On Saving Pensions, One Step to Go, On Composites and GROW, We Say No!

On Saving Pensions, One Step to Go, On Composites and GROW, We Say No!

05/29/20

By Karen Friedman

PRC is thrilled that on May 15, as part of the latest COVID-19 relief bill (known as the HEROES Act), the House of Representatives passed the well-crafted Emergency Pension Plan Relief Act (EPPRA) to shore-up underfunded multiemployer pension plans. We urge the Senate to ensure that EPPRA’s provisions are retained in any compromise bill it works out with the House.

But before the next virus response bill is finalized, there are some pension-related provisions that must be dropped from the massive 1,800-page legislative tome – the poorly designed Giving Retirement Options to Workers Act (GROW Act).

PRC has worked with tens of thousands of retirees for the past six years to try to fix the insolvency fiasco facing at least 130 multiemployer plans, which are negotiated by a union and two or more employers. The House did its part by approving a fix for these underfunded plans. Will the Senate listen to retirees and rescue their pensions or will the retirees be betrayed and left empty-handed?

We are hoping that the Senate will show its wisdom by choosing the rescue.

By including EPPRA in the next COVID-19 legislation, Congress will preserve the full pensions of workers and retirees while stabilizing for decades to come the federal agency that insures our nation’s private pension plans, the Pension Benefit Guaranty Corporation (PBGC).

I can’t tell you the number of calls I get from retirees saying “Karen, I can’t take it much longer. We keep thinking that finally, finally this issue will be solved, but then Congress disappoints us.”
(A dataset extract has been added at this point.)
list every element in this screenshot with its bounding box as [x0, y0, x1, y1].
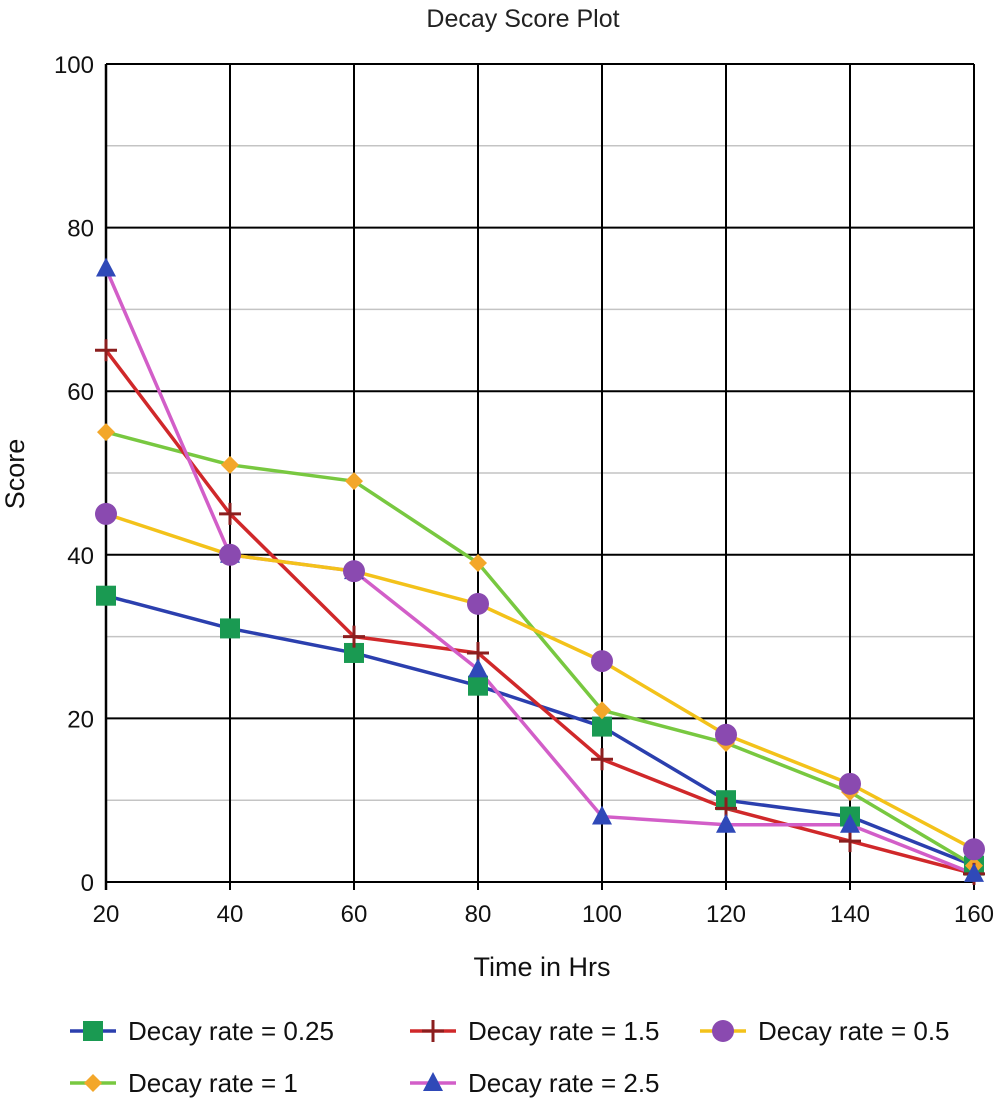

“Hundreds of thousands of retirees across the country, like me, are watching closely the vote of each member of Congress to see if they are for or against the rescue of our hard-earned promised pensions,” Kenny Stribling, a 68-year-old retired truck driver from Milwaukee said. Stribling promised his wife shortly before she died of pancreatic cancer that he wouldn’t give up the fight for the pension he earned during a 30-year career until a solution was found. He is vice president of the National United Committee to Protect Pensions, comprised primarily of retirees who belong to the collapsing 400,000-member Central States Pension Fund.

Steve Nathan, a 69-year-old pianist from Nashville who will lose 40% of his hard-earned pension unless there is a quick solution told PRC that, “We have waited and waited for Congress to act appropriately, and now COVID-19 has run out the clock. The Senate should join the House in passing the EPPRA now.  The longer they wait, the worse the situation will be.”

Given what’s at stake for so many people who worked hard, played by the rules and contributed so much to this country, I say to the Senate: Just do it! Negotiate with the House and pass EPPRA or come up with an equally fair and effective solution

PRC strongly supports EPPRA because it shores up underfunded plans by providing the PBGC with the funding to take on some of the liabilities of ailing plans. It involves a “partitioning” process that will ensure that the plans survive for the long-term and are able to pay in full the earned benefits owed to workers and retirees. The proposal also increases the guarantees paid by the PBGC when plans fail and would restore benefits to retirees who have already had their benefits cut because of the unfair provisions of the Multiemployer Pension Reform Act of 2014.

EPPRA shares a similar structure to a proposal advanced by Senate Finance Committee Chairman Charles Grassley (R-IA) and Senate Health, Education, Labor and Pensions Committee Chairman Lamar Alexander (R-TN).

As we’ve written before, the retirees and workers who are most at risk of losing pensions are the people who built – and continue to build – the country and make it great. They are also the ones we are relying on during lockdown — truck drivers, grocery workers, health care workers, ironworkers and the musicians who keep playing online or on their balconies to boost our spirits.

The Senate and House must pass provisions to help severely underfunded plans. But to protect the multiemployer system, Congress must also drop the GROW Act from the COVID-19 legislation.

Unlike EPPRA, which will strengthen failing multiemployer plans and protect workers, retirees and the PBGC, passage of the GROW Act would undermine the multiemployer plan system by weakening currently well-funded plans and creating new inferior “composite” plans that do not provide guaranteed benefits. It would also result in the underfunding of the PBGC.

PRC therefore urges the Senate to negotiate with the House and pass EPPRA while saying no to GROW. The GROW Act is also vigorously opposed by AARP, the Western Conference of Teamsters, the SEIU, IBEW, Steelworkers, Machinists, Boilermakers and other unions and organizations.

Last but not least, the center also cheers the House for including in the HEROES Act a provision that would provide grants to community-based organizations to help low-income divorced women and survivors of domestic abuse receive their court-awarded retirement benefits. This provision was originally introduced by Senator Patty Murray (D-WA) and House Members Jan Schakowksy (D-IL) and Lauren Underwood (D-IL) as part of the Women’s Retirement Protection Act (S.975, H.R. 2005).